The FrameRate controller is deleted. The
compositor is now triggered by the OutputSurface:

class OutputSurface {

void
didHandleInputPacket(inputPacketId);

void setNeedsBeginFrame(bool
enable);

void didBeginFrame(enum
BeginFrameResult, inputPacketsThatWereHandled);

}

class OutputSurfaceClient {

void beginFrame(TimeTicks
frame_time, TimeTicks draw_by_deadline, TimeTicks output_time);

}

// Used to switch between 0-latency and 1-frame-deep mode (1 or 2
BeginFrames in flight)

enum BeginFrameResult {

DidBeginEarly,

DidBeginOnDeadline,

DidBeginAndStillNeedAnother,
// A hint that having 2 BeginFrames in flight might help with throughput, for
example if the main thread ran long but drew css.

DidntBegin, // Main thread ran
long. Parent compositor can use this information to trigger early.

}

MaxFramesPending logic moves for now into
CCScheduler. It may eventually go up to BrowserOutputSurfaceImpl.

Input System

We will deprecate
RenderWidget::ForwardInputEvent, as well as the existing InputEvent IPC model
and introduce a completely new input system. This input system will be designed
from the ground up to handle input queueing for gestures, regular input, all in
a way that is coordinated relative to VSync and BeginFrame messages.

Detailed design doc here:

CC Scheduler

Objective: Send BFAC to main thread on BF,
but draw on deadline.

This is a simplified version of how CC
scheduling will work for Phase 1. Optimization for particular use cases will be
handled in Phase 2:

  1. Main thread to impl thread relationship is unchanged.

  2. Need to add frameOuptutTime and frameDrawDeadline to
    LayerTreeClient::animateAndLayout.

  3. Scheduler forgets about:

  4. HasActivatedThisFrame, SA_TryToActivate -> due to
    bug 236648

  5. FrameRateController and MaxFramesPending.

  6. SetTimebaseAndInterval.

  7. FramePhase { AtBeginFrame, BeforeDrawDeadline,
    AtDrawDeadline, NoBeginFrame }
    Set by ThreadProxy based on where we are relative to BeginFrame, and
    Deadline events

  8. Scheduler logic

  9. When RenderWidget’s Input handler rejects an input,
    preemptively SetNeedsCommit on ThreadProxy

Scheduler:

setDidSendInputToMainThread() // cleared by BeginFrame.

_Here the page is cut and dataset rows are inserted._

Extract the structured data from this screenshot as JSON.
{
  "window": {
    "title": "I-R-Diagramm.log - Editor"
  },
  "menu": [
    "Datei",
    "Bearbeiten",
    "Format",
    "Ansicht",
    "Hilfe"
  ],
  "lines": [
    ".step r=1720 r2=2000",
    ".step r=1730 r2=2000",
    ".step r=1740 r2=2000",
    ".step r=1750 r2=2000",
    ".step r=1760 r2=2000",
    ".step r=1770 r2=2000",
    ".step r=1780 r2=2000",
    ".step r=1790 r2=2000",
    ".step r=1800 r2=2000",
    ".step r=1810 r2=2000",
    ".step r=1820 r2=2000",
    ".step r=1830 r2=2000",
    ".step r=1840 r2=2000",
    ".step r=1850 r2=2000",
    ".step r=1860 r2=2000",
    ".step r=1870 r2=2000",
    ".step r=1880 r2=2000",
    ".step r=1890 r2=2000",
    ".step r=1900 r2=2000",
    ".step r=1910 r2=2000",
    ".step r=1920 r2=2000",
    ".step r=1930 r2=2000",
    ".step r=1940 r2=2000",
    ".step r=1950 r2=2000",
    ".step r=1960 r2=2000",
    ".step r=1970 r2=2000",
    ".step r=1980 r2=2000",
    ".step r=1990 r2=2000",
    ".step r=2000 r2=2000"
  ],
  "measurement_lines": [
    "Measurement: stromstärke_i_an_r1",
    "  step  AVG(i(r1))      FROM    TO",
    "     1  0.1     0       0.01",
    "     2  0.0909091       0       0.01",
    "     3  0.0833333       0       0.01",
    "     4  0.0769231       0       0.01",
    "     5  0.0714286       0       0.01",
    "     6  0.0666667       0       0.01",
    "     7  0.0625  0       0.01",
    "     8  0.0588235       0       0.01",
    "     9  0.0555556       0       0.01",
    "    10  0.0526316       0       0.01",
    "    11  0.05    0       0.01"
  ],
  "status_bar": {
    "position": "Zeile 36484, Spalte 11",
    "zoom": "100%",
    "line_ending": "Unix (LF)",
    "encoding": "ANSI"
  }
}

setDidConsumeInputOnImplThread() // cleared by BeginFrame.

setInsideBeginFrame(bool)

setDrawDeadline(TimeTicks deadline) // posts a task for deadline
actions.

setPendingTreeCanBeActivated();

SchedulerStateMachine:

setFramePhase(FramePhase phase);

CC Activation

Objective: allow activation to happen as
soon as the raster work for the frame is done.

Problem: Right now, activation and
checkForCompleted is pinned to vsync. Oops.

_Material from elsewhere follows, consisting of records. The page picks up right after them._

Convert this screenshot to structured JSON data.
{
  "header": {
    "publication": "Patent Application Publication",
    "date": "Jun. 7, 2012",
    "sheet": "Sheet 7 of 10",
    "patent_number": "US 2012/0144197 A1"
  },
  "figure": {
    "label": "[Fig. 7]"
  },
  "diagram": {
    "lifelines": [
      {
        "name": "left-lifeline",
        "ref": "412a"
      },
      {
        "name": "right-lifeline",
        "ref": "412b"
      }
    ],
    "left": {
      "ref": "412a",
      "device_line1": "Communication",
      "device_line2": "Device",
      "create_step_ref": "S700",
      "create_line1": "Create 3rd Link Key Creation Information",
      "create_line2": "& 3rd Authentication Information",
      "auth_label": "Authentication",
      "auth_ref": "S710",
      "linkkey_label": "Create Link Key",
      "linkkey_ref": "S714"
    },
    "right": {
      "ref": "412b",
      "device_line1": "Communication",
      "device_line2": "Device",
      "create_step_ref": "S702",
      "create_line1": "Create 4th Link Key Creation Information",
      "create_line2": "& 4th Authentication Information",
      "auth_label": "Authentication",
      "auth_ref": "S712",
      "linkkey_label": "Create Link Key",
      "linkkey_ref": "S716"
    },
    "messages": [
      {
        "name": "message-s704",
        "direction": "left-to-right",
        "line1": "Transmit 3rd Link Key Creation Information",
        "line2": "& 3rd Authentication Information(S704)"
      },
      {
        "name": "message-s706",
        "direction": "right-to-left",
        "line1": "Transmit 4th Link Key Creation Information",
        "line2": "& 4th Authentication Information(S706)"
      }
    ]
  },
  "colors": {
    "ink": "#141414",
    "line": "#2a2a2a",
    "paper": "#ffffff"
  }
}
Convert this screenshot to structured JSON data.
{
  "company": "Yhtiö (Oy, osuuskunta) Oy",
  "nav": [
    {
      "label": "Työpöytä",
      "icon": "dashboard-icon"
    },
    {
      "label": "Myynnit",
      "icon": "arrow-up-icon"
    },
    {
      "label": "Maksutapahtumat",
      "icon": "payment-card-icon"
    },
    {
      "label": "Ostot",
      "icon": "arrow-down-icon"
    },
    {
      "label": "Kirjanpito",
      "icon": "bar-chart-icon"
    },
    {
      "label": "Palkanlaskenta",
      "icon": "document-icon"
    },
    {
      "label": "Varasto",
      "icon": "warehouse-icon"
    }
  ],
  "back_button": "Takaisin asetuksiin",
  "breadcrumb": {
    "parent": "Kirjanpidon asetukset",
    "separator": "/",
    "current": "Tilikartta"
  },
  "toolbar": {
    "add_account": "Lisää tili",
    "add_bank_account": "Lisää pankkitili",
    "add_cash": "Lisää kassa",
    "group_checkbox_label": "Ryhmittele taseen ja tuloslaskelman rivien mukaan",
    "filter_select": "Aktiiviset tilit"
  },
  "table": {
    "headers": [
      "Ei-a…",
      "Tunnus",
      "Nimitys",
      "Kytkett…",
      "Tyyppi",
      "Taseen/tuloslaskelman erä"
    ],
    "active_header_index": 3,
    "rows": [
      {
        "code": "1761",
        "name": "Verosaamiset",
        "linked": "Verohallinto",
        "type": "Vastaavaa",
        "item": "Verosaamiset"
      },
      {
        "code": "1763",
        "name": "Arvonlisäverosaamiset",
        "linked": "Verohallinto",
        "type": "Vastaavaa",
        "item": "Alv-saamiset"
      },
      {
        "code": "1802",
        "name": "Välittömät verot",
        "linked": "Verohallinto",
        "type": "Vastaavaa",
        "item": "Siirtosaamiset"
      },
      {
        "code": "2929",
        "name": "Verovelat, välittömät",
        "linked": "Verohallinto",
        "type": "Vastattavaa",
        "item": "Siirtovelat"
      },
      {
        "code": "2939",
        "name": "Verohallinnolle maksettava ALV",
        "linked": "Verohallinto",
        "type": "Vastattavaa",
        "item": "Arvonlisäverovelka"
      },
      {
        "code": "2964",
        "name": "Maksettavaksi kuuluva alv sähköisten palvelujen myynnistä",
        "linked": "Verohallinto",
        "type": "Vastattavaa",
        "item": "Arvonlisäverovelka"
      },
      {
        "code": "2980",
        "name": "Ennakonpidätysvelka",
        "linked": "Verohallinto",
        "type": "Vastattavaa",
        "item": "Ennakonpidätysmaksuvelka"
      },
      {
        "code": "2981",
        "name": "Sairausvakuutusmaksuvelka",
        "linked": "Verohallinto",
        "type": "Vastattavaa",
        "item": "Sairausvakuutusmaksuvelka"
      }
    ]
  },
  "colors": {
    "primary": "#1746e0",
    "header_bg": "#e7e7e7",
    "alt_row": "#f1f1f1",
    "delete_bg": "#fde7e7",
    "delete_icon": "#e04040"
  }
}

Next steps: we think this is a small
patch, done by the right person. Filed http://crbug.com/236648 for tracking purposes.

  • How does this work for browsers
    that don’t have a browser compositor?
    Browser still has a BufferedInputRouter and a LegacyBeginFrameScheduler that
    internally manages and triggers RBF acks
  • How does old-style software mode
    work? Single thread mode?
    InvaidateRect, ScrollRect, ScheduleComposite and ScheduleAnimate all trigger a
    SetBeginFrame. BeginFrame calls DoDeferrredUpdate.